Verlorenes Jahrzehnt beim Klimaschutz

Nach den Wahlen in Australien wird es auch um deutlich höhere Emissionsminderungsziele gehen

  • Barbara Barkhausen und Christoph Müller
  • Lesedauer: 3 Min.

Australien gehört zu den weltweit größten Emittenten von Treibhausgasen und damit zu den Hauptverursachern des Klimawandels, war in den vergangenen drei Jahren aber auch besonders hart getroffen von dessen Folgen. Katastrophale Busch- und Waldbrände, Hitzewellen und schwere Überschwemmungen suchten den fünften Kontinent heim. Und so ist es kein Wunder, dass die Erderwärmung hier besonders präsent ist. Laut jüngsten Umfragen ist das Klima für die Wähler das wichtigste Thema, mit deutlichem Abstand gefolgt von den Lebenshaltungskosten und der wirtschaftlichen Lage. Eine Mehrheit befürwortet inzwischen auch die Einführung eines Emissionshandelssystems oder einer CO2-Steuer.

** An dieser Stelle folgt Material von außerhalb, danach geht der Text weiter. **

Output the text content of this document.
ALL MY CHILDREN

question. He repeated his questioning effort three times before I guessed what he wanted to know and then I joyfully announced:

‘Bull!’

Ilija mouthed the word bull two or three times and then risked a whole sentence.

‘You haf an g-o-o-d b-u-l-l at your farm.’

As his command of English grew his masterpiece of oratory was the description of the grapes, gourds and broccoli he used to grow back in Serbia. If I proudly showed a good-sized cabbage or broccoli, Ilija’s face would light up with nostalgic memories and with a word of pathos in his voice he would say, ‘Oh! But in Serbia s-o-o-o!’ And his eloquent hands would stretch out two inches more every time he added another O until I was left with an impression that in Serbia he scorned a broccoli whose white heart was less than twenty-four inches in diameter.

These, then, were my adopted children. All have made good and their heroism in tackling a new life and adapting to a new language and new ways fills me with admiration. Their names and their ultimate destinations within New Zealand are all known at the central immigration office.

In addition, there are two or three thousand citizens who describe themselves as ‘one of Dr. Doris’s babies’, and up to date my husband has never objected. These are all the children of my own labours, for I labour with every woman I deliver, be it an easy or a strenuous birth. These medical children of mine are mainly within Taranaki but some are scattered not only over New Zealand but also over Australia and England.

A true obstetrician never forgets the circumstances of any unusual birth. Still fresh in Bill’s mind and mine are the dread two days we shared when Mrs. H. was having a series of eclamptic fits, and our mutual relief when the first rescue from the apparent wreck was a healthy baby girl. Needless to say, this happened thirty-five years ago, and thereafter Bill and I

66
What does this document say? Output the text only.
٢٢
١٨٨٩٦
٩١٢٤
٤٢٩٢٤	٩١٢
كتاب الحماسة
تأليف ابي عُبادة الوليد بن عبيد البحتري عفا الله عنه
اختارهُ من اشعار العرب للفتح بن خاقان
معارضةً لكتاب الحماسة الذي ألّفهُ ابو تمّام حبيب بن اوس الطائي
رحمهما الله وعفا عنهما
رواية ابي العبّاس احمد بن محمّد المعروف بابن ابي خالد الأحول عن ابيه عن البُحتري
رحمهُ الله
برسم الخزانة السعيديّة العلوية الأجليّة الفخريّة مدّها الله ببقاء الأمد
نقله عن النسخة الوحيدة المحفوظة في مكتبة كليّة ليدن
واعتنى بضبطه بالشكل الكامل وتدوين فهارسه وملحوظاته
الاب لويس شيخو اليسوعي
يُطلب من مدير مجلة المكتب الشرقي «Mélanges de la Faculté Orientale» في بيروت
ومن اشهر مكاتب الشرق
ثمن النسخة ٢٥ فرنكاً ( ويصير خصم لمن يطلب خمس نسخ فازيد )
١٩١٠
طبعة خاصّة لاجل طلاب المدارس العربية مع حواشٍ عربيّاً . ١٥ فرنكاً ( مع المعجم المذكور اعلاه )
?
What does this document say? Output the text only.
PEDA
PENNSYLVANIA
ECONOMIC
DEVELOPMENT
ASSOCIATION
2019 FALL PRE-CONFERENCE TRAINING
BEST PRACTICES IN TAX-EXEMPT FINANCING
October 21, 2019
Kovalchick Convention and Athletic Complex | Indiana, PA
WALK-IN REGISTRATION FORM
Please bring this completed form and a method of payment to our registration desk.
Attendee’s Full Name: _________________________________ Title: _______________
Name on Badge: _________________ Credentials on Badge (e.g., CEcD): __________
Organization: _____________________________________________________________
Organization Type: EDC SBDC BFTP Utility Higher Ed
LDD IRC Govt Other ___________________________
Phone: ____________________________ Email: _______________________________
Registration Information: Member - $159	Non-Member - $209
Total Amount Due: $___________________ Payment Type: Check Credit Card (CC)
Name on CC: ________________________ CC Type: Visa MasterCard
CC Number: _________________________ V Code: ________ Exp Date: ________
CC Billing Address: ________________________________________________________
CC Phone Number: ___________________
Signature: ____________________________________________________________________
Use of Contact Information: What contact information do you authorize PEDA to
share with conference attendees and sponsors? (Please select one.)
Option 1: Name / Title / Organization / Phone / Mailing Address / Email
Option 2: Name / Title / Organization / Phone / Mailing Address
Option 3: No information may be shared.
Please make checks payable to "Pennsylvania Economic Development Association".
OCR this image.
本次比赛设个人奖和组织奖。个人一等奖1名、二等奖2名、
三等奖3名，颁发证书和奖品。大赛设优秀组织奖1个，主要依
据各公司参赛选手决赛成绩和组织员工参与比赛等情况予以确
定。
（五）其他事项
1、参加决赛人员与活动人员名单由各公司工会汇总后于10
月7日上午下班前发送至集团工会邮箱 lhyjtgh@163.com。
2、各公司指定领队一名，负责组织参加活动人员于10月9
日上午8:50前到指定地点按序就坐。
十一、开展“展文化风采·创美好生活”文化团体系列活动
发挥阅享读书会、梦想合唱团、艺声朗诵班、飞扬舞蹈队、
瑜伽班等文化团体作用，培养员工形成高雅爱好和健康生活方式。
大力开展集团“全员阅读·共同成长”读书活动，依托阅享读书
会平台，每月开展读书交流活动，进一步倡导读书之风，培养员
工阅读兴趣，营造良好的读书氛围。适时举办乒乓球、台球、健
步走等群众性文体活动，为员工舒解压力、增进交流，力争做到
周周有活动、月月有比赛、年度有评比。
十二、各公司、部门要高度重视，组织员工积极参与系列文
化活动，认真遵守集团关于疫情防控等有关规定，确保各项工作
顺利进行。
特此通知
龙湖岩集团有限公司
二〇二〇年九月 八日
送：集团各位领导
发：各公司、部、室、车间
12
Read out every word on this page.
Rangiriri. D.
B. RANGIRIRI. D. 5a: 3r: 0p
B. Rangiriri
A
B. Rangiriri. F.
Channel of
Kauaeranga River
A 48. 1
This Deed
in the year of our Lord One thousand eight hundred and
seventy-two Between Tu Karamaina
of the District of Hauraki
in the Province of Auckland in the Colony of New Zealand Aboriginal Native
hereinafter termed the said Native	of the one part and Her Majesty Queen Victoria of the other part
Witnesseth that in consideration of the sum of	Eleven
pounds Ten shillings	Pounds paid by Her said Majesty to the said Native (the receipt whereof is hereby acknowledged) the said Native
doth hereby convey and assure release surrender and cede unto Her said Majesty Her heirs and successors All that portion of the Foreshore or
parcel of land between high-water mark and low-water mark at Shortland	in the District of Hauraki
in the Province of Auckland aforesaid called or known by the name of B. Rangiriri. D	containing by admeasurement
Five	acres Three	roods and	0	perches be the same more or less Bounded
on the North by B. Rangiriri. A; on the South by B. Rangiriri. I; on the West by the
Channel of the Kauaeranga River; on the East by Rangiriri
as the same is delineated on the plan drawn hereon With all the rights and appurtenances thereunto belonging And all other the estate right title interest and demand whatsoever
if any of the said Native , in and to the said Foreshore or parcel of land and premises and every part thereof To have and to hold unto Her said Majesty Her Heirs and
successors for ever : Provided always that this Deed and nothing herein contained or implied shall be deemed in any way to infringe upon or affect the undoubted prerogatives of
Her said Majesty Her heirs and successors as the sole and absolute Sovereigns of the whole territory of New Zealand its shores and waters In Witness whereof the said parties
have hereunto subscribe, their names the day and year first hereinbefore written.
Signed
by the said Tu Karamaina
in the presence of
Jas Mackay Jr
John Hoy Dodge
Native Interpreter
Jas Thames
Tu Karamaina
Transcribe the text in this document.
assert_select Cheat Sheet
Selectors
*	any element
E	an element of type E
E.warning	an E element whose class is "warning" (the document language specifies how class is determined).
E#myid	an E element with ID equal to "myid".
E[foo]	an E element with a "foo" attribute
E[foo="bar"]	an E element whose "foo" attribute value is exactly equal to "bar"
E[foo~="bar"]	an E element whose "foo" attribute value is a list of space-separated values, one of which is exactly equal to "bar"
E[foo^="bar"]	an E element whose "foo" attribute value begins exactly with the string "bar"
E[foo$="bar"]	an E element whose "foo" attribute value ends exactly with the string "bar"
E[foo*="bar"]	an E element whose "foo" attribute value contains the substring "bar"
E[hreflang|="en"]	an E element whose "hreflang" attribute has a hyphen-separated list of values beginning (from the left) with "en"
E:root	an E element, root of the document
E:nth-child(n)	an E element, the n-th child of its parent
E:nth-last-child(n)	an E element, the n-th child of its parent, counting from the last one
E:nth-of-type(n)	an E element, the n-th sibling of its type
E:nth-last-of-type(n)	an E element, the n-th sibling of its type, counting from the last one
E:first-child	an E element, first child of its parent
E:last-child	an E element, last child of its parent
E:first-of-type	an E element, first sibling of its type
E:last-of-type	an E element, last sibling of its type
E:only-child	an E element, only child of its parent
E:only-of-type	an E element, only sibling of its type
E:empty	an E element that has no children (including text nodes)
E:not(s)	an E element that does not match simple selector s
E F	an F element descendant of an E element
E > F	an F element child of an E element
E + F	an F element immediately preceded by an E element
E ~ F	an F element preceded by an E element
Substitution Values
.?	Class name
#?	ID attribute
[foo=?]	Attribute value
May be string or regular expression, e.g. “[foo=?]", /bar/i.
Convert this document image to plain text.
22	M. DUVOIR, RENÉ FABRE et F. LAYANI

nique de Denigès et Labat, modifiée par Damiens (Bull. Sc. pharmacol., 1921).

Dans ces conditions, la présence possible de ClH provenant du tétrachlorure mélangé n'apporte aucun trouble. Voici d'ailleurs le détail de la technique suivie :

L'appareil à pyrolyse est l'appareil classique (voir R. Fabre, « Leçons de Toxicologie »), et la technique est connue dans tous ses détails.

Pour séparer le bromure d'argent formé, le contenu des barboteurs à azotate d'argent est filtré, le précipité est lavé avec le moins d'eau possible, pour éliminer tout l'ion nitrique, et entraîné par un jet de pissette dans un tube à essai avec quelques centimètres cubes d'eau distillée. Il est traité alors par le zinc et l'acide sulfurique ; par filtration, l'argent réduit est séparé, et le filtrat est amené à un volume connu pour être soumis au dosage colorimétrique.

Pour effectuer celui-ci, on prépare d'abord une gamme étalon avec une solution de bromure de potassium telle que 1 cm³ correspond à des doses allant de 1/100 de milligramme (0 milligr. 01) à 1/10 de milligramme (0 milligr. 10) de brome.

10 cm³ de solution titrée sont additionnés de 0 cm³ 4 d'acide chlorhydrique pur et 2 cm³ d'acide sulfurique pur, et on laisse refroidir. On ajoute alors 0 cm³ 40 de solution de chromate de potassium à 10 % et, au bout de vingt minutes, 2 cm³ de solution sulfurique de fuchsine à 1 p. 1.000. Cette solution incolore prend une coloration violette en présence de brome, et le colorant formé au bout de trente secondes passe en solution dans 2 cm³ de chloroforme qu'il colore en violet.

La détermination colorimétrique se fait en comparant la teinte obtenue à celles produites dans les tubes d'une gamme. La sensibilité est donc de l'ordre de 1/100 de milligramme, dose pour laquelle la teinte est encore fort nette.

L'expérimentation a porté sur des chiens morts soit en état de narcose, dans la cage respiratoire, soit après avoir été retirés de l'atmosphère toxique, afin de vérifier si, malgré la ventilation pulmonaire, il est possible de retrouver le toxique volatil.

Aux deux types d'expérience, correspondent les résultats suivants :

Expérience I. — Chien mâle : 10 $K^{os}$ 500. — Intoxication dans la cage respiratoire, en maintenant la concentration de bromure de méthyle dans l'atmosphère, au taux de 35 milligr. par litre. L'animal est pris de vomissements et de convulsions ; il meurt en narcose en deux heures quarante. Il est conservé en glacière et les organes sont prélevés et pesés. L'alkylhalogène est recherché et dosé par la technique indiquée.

Trotzdem spielte die künftige Klimapolitik im Wahlkampf eine untergeordnete Rolle. Die Konservativen ignorieren das Thema seit jeher, und der Spitzenkandidat der linken Labor Party, Anthony Albanese, hat noch die Wahlen von 2019 in schlechter Erinnerung, als seine Partei auch wegen der Sorgen der Wähler um die Zukunft der Kohleindustrie verlor. Der konservative Wahlsieger Scott Morrison hingegen hatte ein Stück Kohle ins Parlament mitgebracht, um seine Verbundenheit mit der Branche zu demonstrieren. Kohle ist mit einem Anteil von 15 Prozent an den australischen Ausfuhren das zweitwichtigste Exportprodukt nach Eisenerz, viele Tausend Arbeitsplätze hängen von dieser Industrie ab. Außerdem wird mehr als die Hälfte aller Elektrizität in Kohlekraftwerken erzeugt.

Daher wird die Kritik im Inland an der bisherigen Politik lauter: »Die Bilanz ist eindeutig – in acht Jahren haben die Entscheidungen der Regierung die Klimakrise verschärft«, urteilt Amanda McKenzie, Chefin des australischen Klimarates. Das Land habe »fast ein Jahrzehnt verloren, um starke und mutige Maßnahmen zu ergreifen«. Die Umweltforscher Sarah Bekessy und Brendan Wintle rechneten in einem Beitrag für das Wissenschaftsmagazin »The Conservation« vor: »Die Klimapolitik der Koalition steht im Einklang mit einer globalen Erwärmung von drei bis vier Grad Celsius in diesem Jahrhundert.« Dies wäre katastrophal für die Biodiversität und würde tropische Korallenriffe praktisch aussterben lassen, so die Experten.

Der Climate Action Tracker, der die Klimapolitik aller Regierungen auf unabhängiger wissenschaftlicher Grundlage beurteilt, stuft die von Australien als »hochgradig ungenügend« ein. Offizielles Ziel ist es bisher, die CO2-Emissionen bis 2030 um 26 bis 28 Prozent im Vergleich zum Jahr 2005 zu reduzieren. Dabei rechnet die bisherige Regierung die Emissionen aus der Landnutzung mit. Lediglich wegen der hohen Entwaldungsrate im Referenzjahr 2005 kann sie für das Jahr 2019 eine Reduktion des Treibhausgasausstoßes um 20 Prozent vorweisen. Lässt man die Bodennutzung hingegen weg, sind die Emissionen in Australien seit 2005 gerade einmal um zwei Prozent gesunken – und das, obwohl der Ausstoß der Bevölkerung pro Kopf im internationalen Vergleich sehr hoch ist: In Australien beträgt dieser 16,8 Tonnen CO2 pro Jahr, in Deutschland hingegen 9,1 Tonnen.

Der Klimaplan der Labor Party ist etwas ambitionierter: Diese will die Emissionen bis 2030 um 43 Prozent im Vergleich zu 2005 senken. Aus Sicht der Klimawissenschaftlerin Nerilie Abram von der Australian National University ist aber auch das ungenügend: Australien müsse eine Reduktion um 50 bis 74 Prozent bis 2030 erreichen, um »seinen Teil zur Erfüllung des Pariser Klimaabkommens beizutragen«. Besser sehen die Klimaziele der grünen Partei aus, die die Emissionen bis zum Jahr 2035 auf netto-null reduzieren will und nicht erst bis 2050, wie die großen Parteien. Aus Sicht von Expertin Abrams fehlen aber die Details, wie dies gelingen soll. Sollte keine Partei eine Mehrheit bei der Wahl erreichen, könnte der Plan der politisch bisher eher unbedeutenden Grünen noch relevant werden – in einer Koalition mit Labor.